Simcha Fisher, author of The Sinner’s Guide to Natural Family Planning writes for several publications and blogs daily at Aleteia. She lives in New Hampshire with her husband and ten children. Without supernatural aid, she would hardly be a human being.
On the news, they keep saying that Benedict XVI has been pope for "a mere eight years." Yes, and my eight-year-old has only known his father for a mere eight years. Doesn't seem that short to him.
I was about four years old when John Paul II was elected pope. My mother hung his smiling picture in our bedroom, and I half thought he was my grandfather -- he had the same round head, the same crinkled eyes and broad grin. I grew up knowing that this was our papa who loved us and who would always be there. Even when I wandered away from the Church, that kindly smile and strong shoulders reminded me that I was the one who was wrong -- that back home, back in the Church, was solid ground.

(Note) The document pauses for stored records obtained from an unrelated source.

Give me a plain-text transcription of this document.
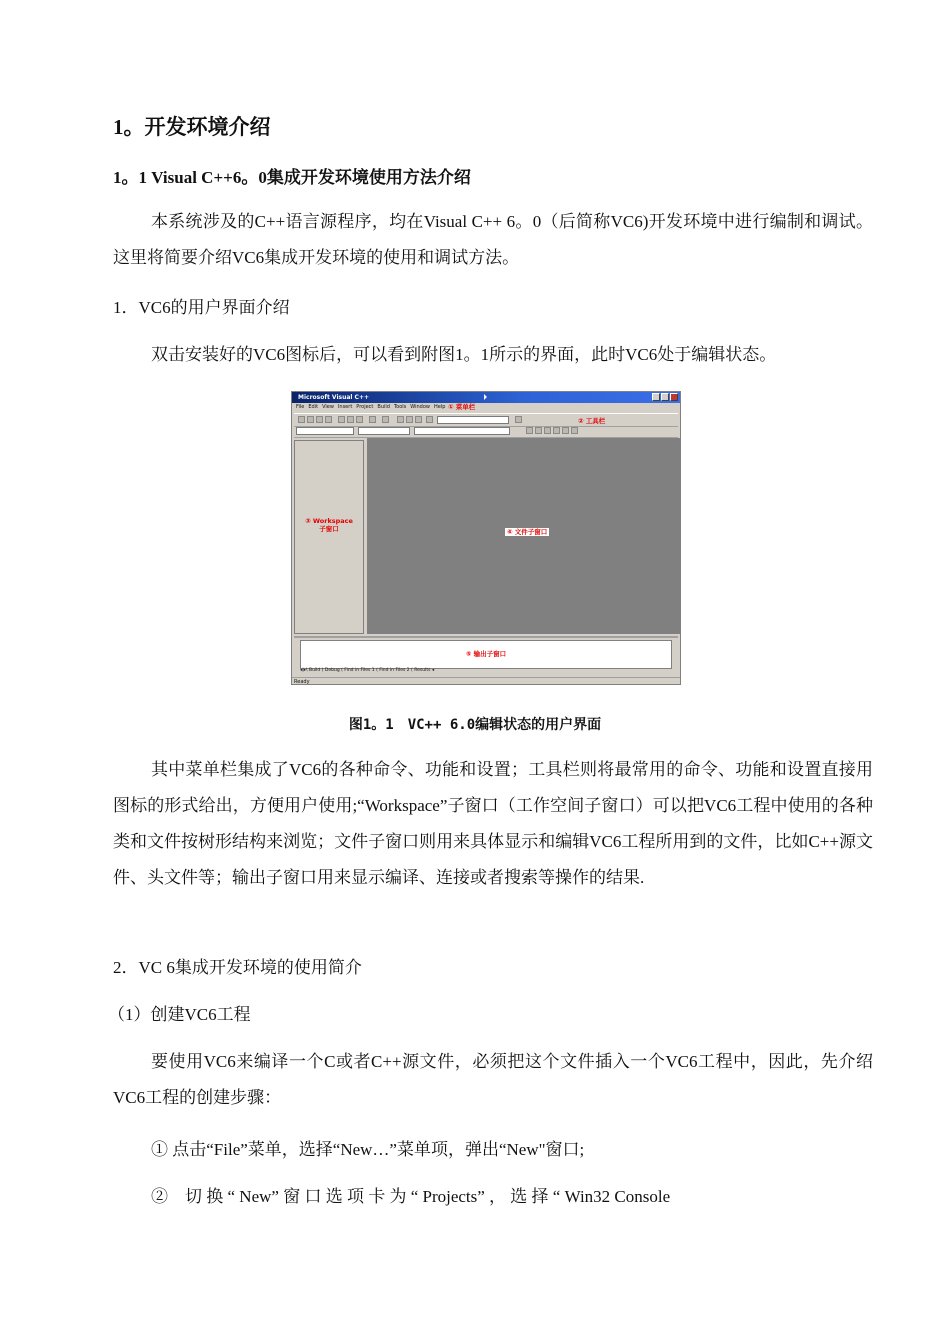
1。开发环境介绍
1。1 Visual C++6。0集成开发环境使用方法介绍

本系统涉及的C++语言源程序，均在Visual C++ 6。0（后简称VC6)开发环境中进行编制和调试。这里将简要介绍VC6集成开发环境的使用和调试方法。

1．VC6的用户界面介绍

双击安装好的VC6图标后，可以看到附图1。1所示的界面，此时VC6处于编辑状态。

Microsoft Visual C++
File Edit View Insert Project Build Tools Window Help ① 菜单栏
② 工具栏
③ Workspace
子窗口	④ 文件子窗口
⑤ 输出子窗口
◂|▸\ Build ( Debug ( Find in Files 1 ( Find in Files 2 ( Results ◂
Ready
图1。1　VC++ 6.0编辑状态的用户界面

其中菜单栏集成了VC6的各种命令、功能和设置；工具栏则将最常用的命令、功能和设置直接用图标的形式给出，方便用户使用;“Workspace”子窗口（工作空间子窗口）可以把VC6工程中使用的各种类和文件按树形结构来浏览；文件子窗口则用来具体显示和编辑VC6工程所用到的文件，比如C++源文件、头文件等；输出子窗口用来显示编译、连接或者搜索等操作的结果.

2．VC 6集成开发环境的使用简介

（1）创建VC6工程

要使用VC6来编译一个C或者C++源文件，必须把这个文件插入一个VC6工程中，因此，先介绍VC6工程的创建步骤：

① 点击“File”菜单，选择“New…”菜单项，弹出“New"窗口;

②　切 换 “ New” 窗 口 选 项 卡 为 “ Projects” ， 选 择 “ Win32 Console
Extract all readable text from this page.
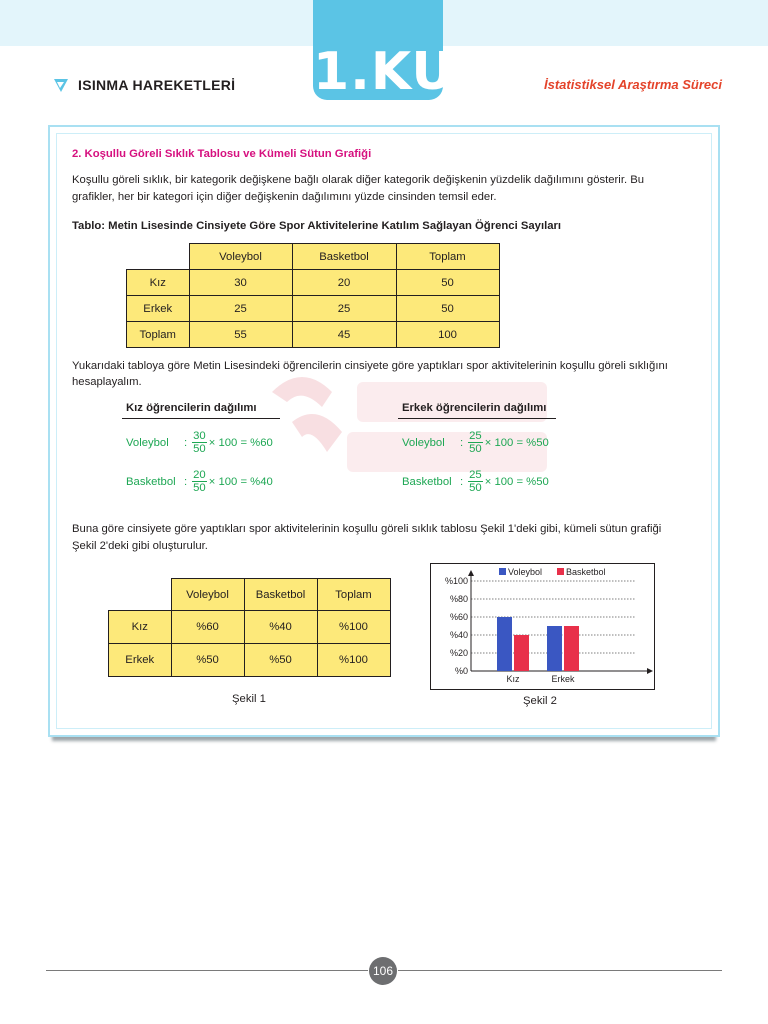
1.KUR
ISINMA HAREKETLERİ	İstatistiksel Araştırma Süreci
2. Koşullu Göreli Sıklık Tablosu ve Kümeli Sütun Grafiği
Koşullu göreli sıklık, bir kategorik değişkene bağlı olarak diğer kategorik değişkenin yüzdelik dağılımını gösterir. Bu
grafikler, her bir kategori için diğer değişkenin dağılımını yüzde cinsinden temsil eder.
Tablo: Metin Lisesinde Cinsiyete Göre Spor Aktivitelerine Katılım Sağlayan Öğrenci Sayıları
	Voleybol	Basketbol	Toplam
Kız	30	20	50
Erkek	25	25	50
Toplam	55	45	100
Yukarıdaki tabloya göre Metin Lisesindeki öğrencilerin cinsiyete göre yaptıkları spor aktivitelerinin koşullu göreli sıklığını
hesaplayalım.
Kız öğrencilerin dağılımı	Erkek öğrencilerin dağılımı
Voleybol	: $\frac{30}{50} \times 100 = \%60$
Basketbol : $\frac{20}{50} \times 100 = \%40$
Voleybol	: $\frac{25}{50} \times 100 = \%50$
Basketbol : $\frac{25}{50} \times 100 = \%50$
Buna göre cinsiyete göre yaptıkları spor aktivitelerinin koşullu göreli sıklık tablosu Şekil 1'deki gibi, kümeli sütun grafiği
Şekil 2'deki gibi oluşturulur.
	Voleybol	Basketbol	Toplam
Kız	%60	%40	%100
Erkek	%50	%50	%100
Şekil 1
%0
%20
%40
%60
%80
%100
Kız	Erkek
Voleybol	Basketbol
Şekil 2
106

When John Paul II finally died, after years of being imprisoned in a body that was slowly turning to stone, I felt nothing but relief for him. Poor papa, finally able to breathe again. He carried so many burdens in his final years. I saw him in Rome five or six years before he died, and as he passed down the aisle of St. Peter's, thousands of cameras flashed in the gloom, lashing against his poor wooden face. A man of sorrows. I was ashamed, but I did it too, and added my flash to the thousands. He kept walking. I was so glad when he was finally able to rest in death. The tears didn't start until I heard what they were saying about him -- a traitor, a camera hog, a coward, a pervert. So many lies, so many lashes.
Not knowing anything about Ratzinger, I was almost relieved to see that the new pope they chose was stern and tough, an analytical German who would set things straight with no nonsense. I wouldn't be hanging his picture on the wall in my kids' rooms! A good man, but what a face! He will put things in order, I thought, and we will be grateful, but won't need to worry about losing our hearts to him.
Then I read Jesus of Nazareth -- I only read part of it -- and I lost my heart to him. A dear, good father, who just wants to explain things to us. Have you tried to read anything by John Paul II, and have you been scared off papal writings forever? Don't be! Take a look at the writings of Ratzinger, and be illuminated, simply and gently, by a man with a heart full of love.
Goodbye now, Papa Benedict. I feel a little like the lady in Perelandra when she meets Ransom and has to have things explained in a hurry: he's making me "older," wiser, a little faster than I want to be. He became pope right about when I realized that I was really, truly an adult, and that I needed to make some changes, take charge, do the hard things. And, as almost always happens when I look closer into what the Church has to offer, I found not rigidity and sternness, but joy and welcome. And so it was when I took a closer look at Benedict XVI.
He has a deep, abiding love for us. It's never been otherwise, and I know that his decision to step down comes from his heart, out of love for us.
What next? How will the Church grow with a new pope to lead us and teach us new things? I suppose that when we shed tears over the passing of a familiar and beloved pope, we're crying at least halfway for ourselves. It's so hard to change, and it's so hard to wait and be at peace when we know change is coming. The next few weeks will be awful. We'll hear so many lies, so many foolish, ridiculous ideas about our Church, our faith. It's going to hurt.
I suppose this is our little via dolorosa, with the jeering crowds lining the street on both sides. These tough, ancient men can keep on walking, and so can we.